Friday 30 January 2015

Fifty years on

It hardly seems possible, but 1965 was 50 years ago, and I have connections with 30/1/65 (other, of course, than being so very young on that date). It was Sir Winston Churchill's funeral, and I remember it clearly. Not because I was especially knowledgeable, then, about who he was, and certainly not because I even saw the funeral on TV - we were away on our family summer holiday, staying in a caravan at Kaiteriteri camp ground at the top of the South Island and, to be frank, the main event for me of that stay was falling out of the top bunk in my sleep and injuring my arm. (Not that there was any possibility of my visiting a doctor, let alone the hospital: a former-nurse mother and family tradition of frugality saw to that. "Probably just a greenstick fracture," she sniffed; and a day in a home-made sling was the sum total of my treatment.)
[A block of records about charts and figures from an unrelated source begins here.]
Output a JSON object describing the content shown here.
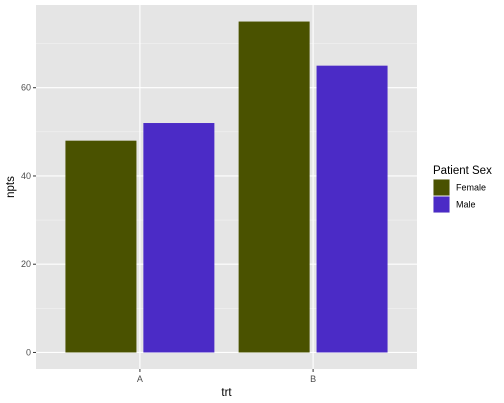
{
  "chart_data": {
    "type": "bar",
    "categories": [
      "A",
      "B"
    ],
    "series": [
      {
        "name": "Female",
        "values": [
          48,
          75
        ],
        "color": "#4a5200"
      },
      {
        "name": "Male",
        "values": [
          52,
          65
        ],
        "color": "#4b2bc6"
      }
    ],
    "xlabel": "trt",
    "ylabel": "npts",
    "ylim": [
      -3.75,
      78.75
    ],
    "yticks": [
      0,
      20,
      40,
      60
    ],
    "grid": true,
    "legend": {
      "title": "Patient Sex",
      "position": "right"
    },
    "colors": {
      "panel_background": "#e5e5e5",
      "grid_major": "#ffffff",
      "grid_minor": "#f2f2f2"
    }
  }
}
No, what really struck me then was hearing on the radio that there would be a 90-gun salute in England to mark the event, one shot a minute: ridiculously young as I then was, I could still work out that that meant they would be firing the cannons for a whole hour and a half, and I was astonished. Of course, any visitor to England is hard put not to rub up against the great man in one way or another: his hulking statue near the Houses of Parliament; the unexpected maroon velvet jumpsuit he favoured while taking shelter in the underground bunker of the War Rooms in Westminster; the display of his childish auburn curls and letters home from boarding school displayed at Blenheim Palace near Woodstock ("Papa, I will take your advice about the cigars and don't think I shall often smoke more than one or two a day"); his unpretentious grave at Bladon nearby.
I've been to all those places and understand the respect, and feel it myself of course - but, as a New Zealander, not quite as whole-heartedly as the Brits. There's a one-word explanation: Gallipoli. It was a disastrous campaign, responsible for the carnage of cannon-fire Kiwi and Aussie soldiers beginning on April 25 coming up to twice as long ago - 1915 - and whose idea was it? None other than Winston Churchill, First Lord of the Admiralty. Not his finest hour (although as we all know his reputation was more than redeemed during WW2) and he was sacked from the war cabinet for it.

Naturally, it's not as black and white as that, and he was right to see the importance of trying to bail out the Russians by the only route possible; but from the Anzac perspective the predominant colour is poppy-red, and when I'm at the centenary in Turkey this year I doubt there'll be many apologists for Winston there.